As major stock indexes hit all-time highs, it's worth looking back 20 years to a far gloomier time, when investors were cruelly and suddenly reminded that the value of their investments can depend on something as unpredictable as a mood swing.
Every once in a while, fear, snowballing into panic, sweeps financial markets—the stock market crash of October, 1987, now celebrating its 20th birthday, is a prime example.
In the five trading sessions from Oct. 13 to Oct. 19, 1987, the Dow Jones industrial average lost a third of its value and about $1 trillion of U.S. stock market value was wiped out. The losses culminated in a panic-stricken 22.6% decline in the Dow on Black Monday, Oct. 19. The traumatic drop raised recession fears and had some preparing for another Great Depression.
Stock market crashes were nothing new in 1987, but previous financial crises—in 1929, for example—often reflected fundamental problems in the U.S. economy.
The market's nervous breakdown in 1987 is much harder to explain. Especially in light of what came next: After a couple months of gyrations, the markets started bouncing back. The broad Standard & Poor's 500-stock index ended 1987 with a modest 2.59% gain. And in less than two years, stocks had returned to their pre-crash, summer of 1987 heights.
More importantly for most Americans, the U.S. economy kept humming along. Corporate profits barely flinched.
To this day, no one really knows for sure why the markets chose Oct. 19 to crash. Finance Professor Paolo Pasquariello of the University of Michigan's Ross School of Business says the mystery behind 1987 prompted scholars to come up with new ways of studying financial crises. Instead of just focusing on economic fundamentals, they put more attention on the "market microstructure," the ways people trade and the process by which the market forms asset prices.
True, in hindsight there are plenty of adequate reasons for the '87 crash. Stocks had soared through much of 1987, hitting perhaps unsustainable levels: In historical terms, stock prices were way ahead of corporate profits. New trading technology and unproven investing strategies put strain on the market. There were worries about the economic impact of tensions in the Persian Gulf and bills being considered in Congress.
But for whatever reason, the mood on Wall Street shifted suddenly, and everyone tried to sell stocks at once. "Something just clicked," says Chris Lamoureux, finance professor at the University of Arizona. "It would be like a whole crowded theater trying to get out of one exit door."

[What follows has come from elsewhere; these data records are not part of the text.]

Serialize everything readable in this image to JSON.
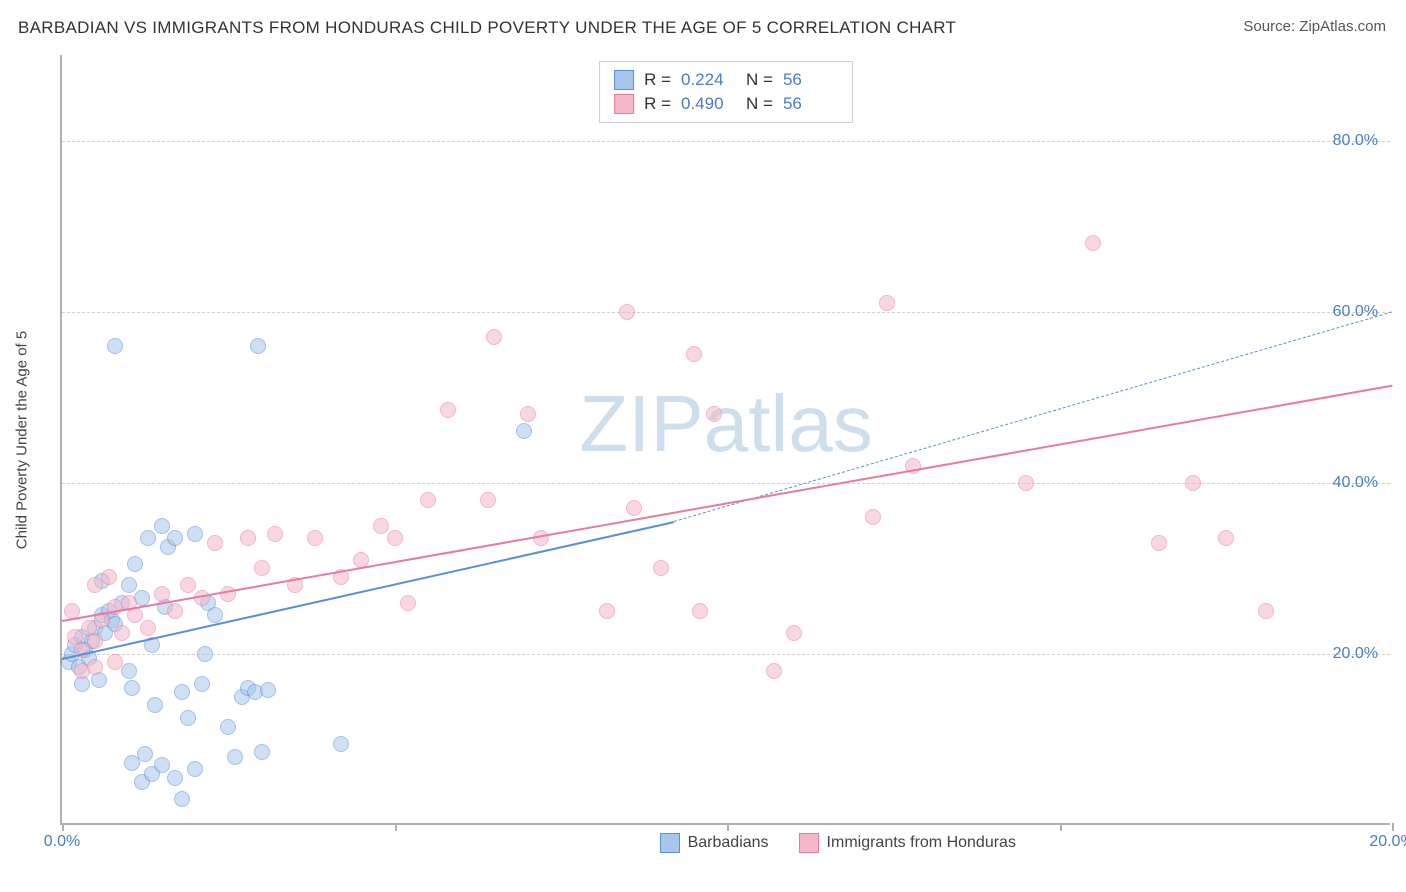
{
  "title": "BARBADIAN VS IMMIGRANTS FROM HONDURAS CHILD POVERTY UNDER THE AGE OF 5 CORRELATION CHART",
  "source_label": "Source: ",
  "source_value": "ZipAtlas.com",
  "watermark": "ZIPatlas",
  "ylabel": "Child Poverty Under the Age of 5",
  "chart": {
    "type": "scatter",
    "xlim": [
      0,
      20
    ],
    "ylim": [
      0,
      90
    ],
    "x_ticks": [
      0,
      5,
      10,
      15,
      20
    ],
    "x_tick_labels": [
      "0.0%",
      "",
      "",
      "",
      "20.0%"
    ],
    "y_gridlines": [
      20,
      40,
      60,
      80
    ],
    "y_tick_labels": [
      "20.0%",
      "40.0%",
      "60.0%",
      "80.0%"
    ],
    "background_color": "#ffffff",
    "grid_color": "#d0d0d0",
    "axis_color": "#b0b0b0",
    "tick_label_color": "#4a7bd0",
    "label_fontsize": 15,
    "tick_fontsize": 16,
    "title_fontsize": 17,
    "marker_radius": 8,
    "marker_opacity": 0.55
  },
  "series": [
    {
      "name": "Barbadians",
      "fill": "#a8c5ec",
      "stroke": "#5b8fd6",
      "R": "0.224",
      "N": "56",
      "trend": {
        "x1": 0,
        "y1": 19.5,
        "x2": 9.2,
        "y2": 35.5,
        "solid_until_x": 9.2,
        "dash_to_x": 20,
        "dash_to_y": 60,
        "width": 2.5
      },
      "points": [
        [
          0.1,
          19
        ],
        [
          0.15,
          20
        ],
        [
          0.2,
          21
        ],
        [
          0.25,
          18.5
        ],
        [
          0.3,
          22
        ],
        [
          0.35,
          20.5
        ],
        [
          0.4,
          19.5
        ],
        [
          0.45,
          21.5
        ],
        [
          0.5,
          23
        ],
        [
          0.55,
          17
        ],
        [
          0.6,
          24.5
        ],
        [
          0.65,
          22.5
        ],
        [
          0.7,
          25
        ],
        [
          0.75,
          24
        ],
        [
          0.8,
          23.5
        ],
        [
          0.9,
          26
        ],
        [
          1.0,
          18
        ],
        [
          1.05,
          16
        ],
        [
          1.1,
          30.5
        ],
        [
          1.2,
          26.5
        ],
        [
          1.3,
          33.5
        ],
        [
          1.35,
          21
        ],
        [
          1.4,
          14
        ],
        [
          1.5,
          35
        ],
        [
          1.55,
          25.5
        ],
        [
          1.6,
          32.5
        ],
        [
          1.7,
          33.5
        ],
        [
          1.8,
          15.5
        ],
        [
          1.9,
          12.5
        ],
        [
          2.0,
          34
        ],
        [
          2.1,
          16.5
        ],
        [
          2.15,
          20
        ],
        [
          2.2,
          26
        ],
        [
          2.3,
          24.5
        ],
        [
          0.8,
          56
        ],
        [
          2.5,
          11.5
        ],
        [
          2.6,
          8
        ],
        [
          2.7,
          15
        ],
        [
          2.8,
          16
        ],
        [
          2.9,
          15.5
        ],
        [
          3.0,
          8.5
        ],
        [
          3.1,
          15.8
        ],
        [
          1.2,
          5
        ],
        [
          1.35,
          6
        ],
        [
          1.5,
          7
        ],
        [
          1.7,
          5.5
        ],
        [
          1.8,
          3
        ],
        [
          2.0,
          6.5
        ],
        [
          4.2,
          9.5
        ],
        [
          2.95,
          56
        ],
        [
          6.95,
          46
        ],
        [
          1.05,
          7.2
        ],
        [
          1.25,
          8.3
        ],
        [
          1.0,
          28
        ],
        [
          0.6,
          28.5
        ],
        [
          0.3,
          16.5
        ]
      ]
    },
    {
      "name": "Immigrants from Honduras",
      "fill": "#f5b8c8",
      "stroke": "#e87ba0",
      "R": "0.490",
      "N": "56",
      "trend": {
        "x1": 0,
        "y1": 24,
        "x2": 20,
        "y2": 51.5,
        "solid_until_x": 20,
        "width": 2.5
      },
      "points": [
        [
          0.2,
          22
        ],
        [
          0.3,
          20.5
        ],
        [
          0.4,
          23
        ],
        [
          0.5,
          21.5
        ],
        [
          0.6,
          24
        ],
        [
          0.8,
          25.5
        ],
        [
          0.9,
          22.5
        ],
        [
          1.0,
          26
        ],
        [
          1.1,
          24.5
        ],
        [
          1.3,
          23
        ],
        [
          1.5,
          27
        ],
        [
          1.7,
          25
        ],
        [
          1.9,
          28
        ],
        [
          2.1,
          26.5
        ],
        [
          2.3,
          33
        ],
        [
          2.5,
          27
        ],
        [
          2.8,
          33.5
        ],
        [
          3.0,
          30
        ],
        [
          3.2,
          34
        ],
        [
          3.5,
          28
        ],
        [
          4.2,
          29
        ],
        [
          3.8,
          33.5
        ],
        [
          4.5,
          31
        ],
        [
          5.0,
          33.5
        ],
        [
          5.2,
          26
        ],
        [
          5.5,
          38
        ],
        [
          5.8,
          48.5
        ],
        [
          6.5,
          57
        ],
        [
          6.4,
          38
        ],
        [
          7.0,
          48
        ],
        [
          7.2,
          33.5
        ],
        [
          8.5,
          60
        ],
        [
          8.6,
          37
        ],
        [
          8.2,
          25
        ],
        [
          9.0,
          30
        ],
        [
          9.5,
          55
        ],
        [
          9.8,
          48
        ],
        [
          9.6,
          25
        ],
        [
          10.7,
          18
        ],
        [
          12.4,
          61
        ],
        [
          11.0,
          22.5
        ],
        [
          12.2,
          36
        ],
        [
          12.8,
          42
        ],
        [
          14.5,
          40
        ],
        [
          15.5,
          68
        ],
        [
          16.5,
          33
        ],
        [
          17.0,
          40
        ],
        [
          17.5,
          33.5
        ],
        [
          18.1,
          25
        ],
        [
          0.3,
          18
        ],
        [
          0.5,
          18.5
        ],
        [
          0.8,
          19
        ],
        [
          0.15,
          25
        ],
        [
          0.5,
          28
        ],
        [
          0.7,
          29
        ],
        [
          4.8,
          35
        ]
      ]
    }
  ],
  "stats_labels": {
    "R": "R  =",
    "N": "N  ="
  },
  "legend": {
    "items": [
      {
        "label": "Barbadians",
        "series": 0
      },
      {
        "label": "Immigrants from Honduras",
        "series": 1
      }
    ]
  }
}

It's a fairly common phenomenon on financial markets. Every stock transaction needs a buyer or a seller. When news or a mood shift causes a shortage of either buyers or sellers in the market, stock prices can surge or plunge quickly. Most of the time, balance is quickly restored. Lower prices draw in new buyers looking for a bargain, for example.
Sometimes, as in 1987 and many other true crises, things get out of hand. What happens at these moments is a mystery that may be best explained by dynamics deep within human nature.

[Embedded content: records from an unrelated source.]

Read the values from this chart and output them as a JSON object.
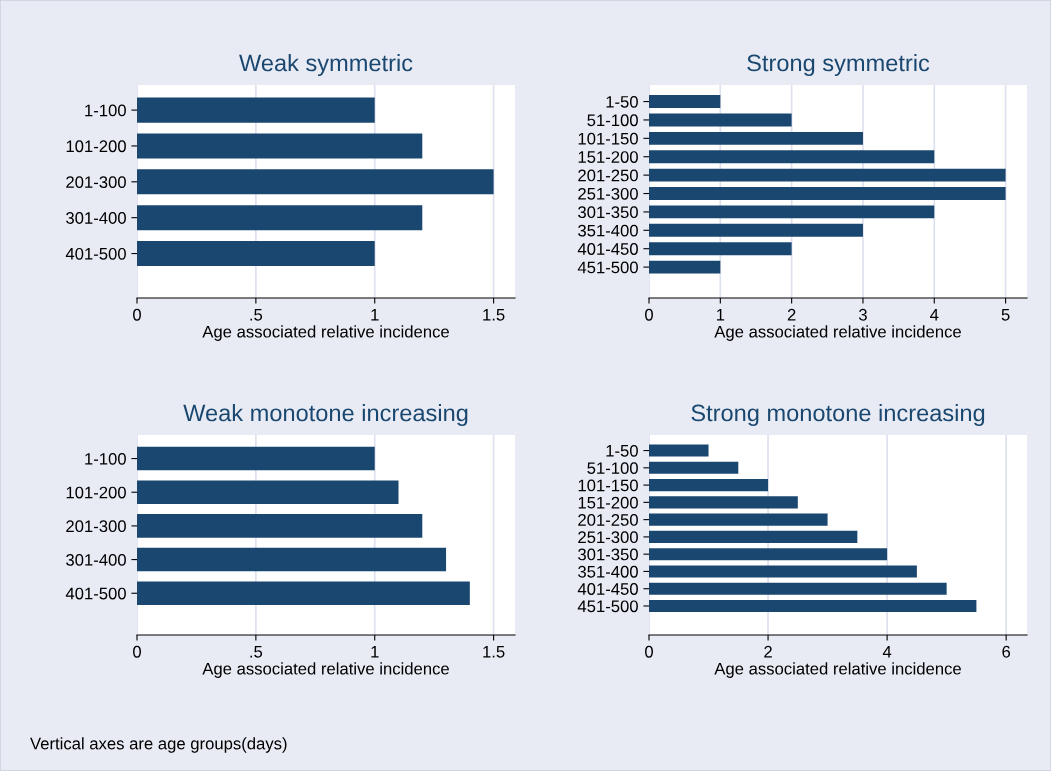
{
  "chart_data": [
    {
      "type": "bar",
      "orientation": "horizontal",
      "title": "Weak symmetric",
      "xlabel": "Age associated relative incidence",
      "categories": [
        "1-100",
        "101-200",
        "201-300",
        "301-400",
        "401-500"
      ],
      "values": [
        1,
        1.2,
        1.5,
        1.2,
        1
      ],
      "color": "#1a476f",
      "xlim": [
        0,
        1.59
      ],
      "xticks": [
        0,
        {
          "value": 0.5,
          "label": ".5"
        },
        1,
        1.5
      ],
      "grid": "x",
      "legend": false
    },
    {
      "type": "bar",
      "orientation": "horizontal",
      "title": "Strong symmetric",
      "xlabel": "Age associated relative incidence",
      "categories": [
        "1-50",
        "51-100",
        "101-150",
        "151-200",
        "201-250",
        "251-300",
        "301-350",
        "351-400",
        "401-450",
        "451-500"
      ],
      "values": [
        1,
        2,
        3,
        4,
        5,
        5,
        4,
        3,
        2,
        1
      ],
      "color": "#1a476f",
      "xlim": [
        0,
        5.3
      ],
      "xticks": [
        0,
        1,
        2,
        3,
        4,
        5
      ],
      "grid": "x",
      "legend": false
    },
    {
      "type": "bar",
      "orientation": "horizontal",
      "title": "Weak monotone increasing",
      "xlabel": "Age associated relative incidence",
      "categories": [
        "1-100",
        "101-200",
        "201-300",
        "301-400",
        "401-500"
      ],
      "values": [
        1,
        1.1,
        1.2,
        1.3,
        1.4
      ],
      "color": "#1a476f",
      "xlim": [
        0,
        1.59
      ],
      "xticks": [
        0,
        {
          "value": 0.5,
          "label": ".5"
        },
        1,
        1.5
      ],
      "grid": "x",
      "legend": false
    },
    {
      "type": "bar",
      "orientation": "horizontal",
      "title": "Strong monotone increasing",
      "xlabel": "Age associated relative incidence",
      "categories": [
        "1-50",
        "51-100",
        "101-150",
        "151-200",
        "201-250",
        "251-300",
        "301-350",
        "351-400",
        "401-450",
        "451-500"
      ],
      "values": [
        1,
        1.5,
        2,
        2.5,
        3,
        3.5,
        4,
        4.5,
        5,
        5.5
      ],
      "color": "#1a476f",
      "xlim": [
        0,
        6.35
      ],
      "xticks": [
        0,
        2,
        4,
        6
      ],
      "grid": "x",
      "legend": false,
      "annotations": [
        "Vertical axes are age groups(days)"
      ]
    }
  ]
}
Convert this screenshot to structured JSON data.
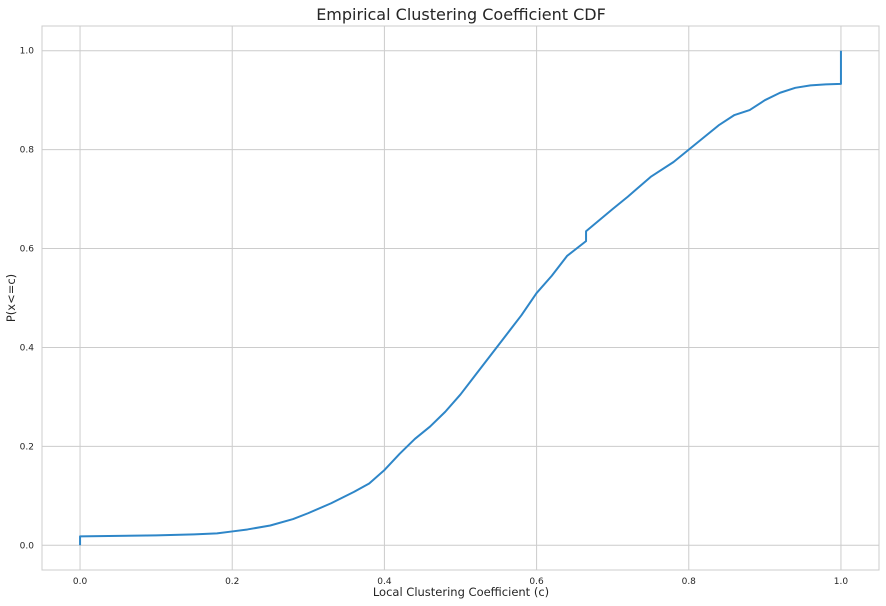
{
  "chart_data": {
    "type": "line",
    "title": "Empirical Clustering Coefficient CDF",
    "xlabel": "Local Clustering Coefficient (c)",
    "ylabel": "P(x<=c)",
    "xlim": [
      -0.05,
      1.05
    ],
    "ylim": [
      -0.05,
      1.05
    ],
    "xticks": [
      0.0,
      0.2,
      0.4,
      0.6,
      0.8,
      1.0
    ],
    "xtick_labels": [
      "0.0",
      "0.2",
      "0.4",
      "0.6",
      "0.8",
      "1.0"
    ],
    "yticks": [
      0.0,
      0.2,
      0.4,
      0.6,
      0.8,
      1.0
    ],
    "ytick_labels": [
      "0.0",
      "0.2",
      "0.4",
      "0.6",
      "0.8",
      "1.0"
    ],
    "grid": true,
    "line_color": "#2e86c8",
    "series": [
      {
        "x": [
          0.0,
          0.0,
          0.05,
          0.1,
          0.15,
          0.18,
          0.2,
          0.22,
          0.25,
          0.28,
          0.3,
          0.33,
          0.36,
          0.38,
          0.4,
          0.42,
          0.44,
          0.46,
          0.48,
          0.5,
          0.52,
          0.54,
          0.56,
          0.58,
          0.6,
          0.62,
          0.64,
          0.665,
          0.665,
          0.7,
          0.72,
          0.75,
          0.78,
          0.8,
          0.82,
          0.84,
          0.86,
          0.88,
          0.9,
          0.92,
          0.94,
          0.96,
          0.98,
          1.0,
          1.0
        ],
        "y": [
          0.0,
          0.018,
          0.019,
          0.02,
          0.022,
          0.024,
          0.028,
          0.032,
          0.04,
          0.053,
          0.065,
          0.085,
          0.108,
          0.125,
          0.152,
          0.185,
          0.215,
          0.24,
          0.27,
          0.305,
          0.345,
          0.385,
          0.425,
          0.465,
          0.51,
          0.545,
          0.585,
          0.615,
          0.635,
          0.68,
          0.705,
          0.745,
          0.775,
          0.8,
          0.825,
          0.85,
          0.87,
          0.88,
          0.9,
          0.915,
          0.925,
          0.93,
          0.932,
          0.933,
          1.0
        ]
      }
    ]
  }
}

Usually, explains behavioral finance expert Hersh Shefrin, a professor at Santa Clara University, investors believe they understand the world. In a crisis, "something dramatically different happens and we lose our confidence," Shefrin says. "Panic is basically a loss of self-control. Fear takes over."
Why don't smart investors, seeing others panic and sell stocks, step in to buy them up at a bargain?
First, it's very hard, in the midst of a crisis, to tell whether markets are acting rationally or irrationally. Buyers refused to enter credit markets this summer on fears about risky mortgage debt. It will take months, maybe years, to add up the full impact of losses on subprime loans.
It's also tough to think rationally yourself. "It's hard to keep your emotions in check when your money is on the line," Shefrin says.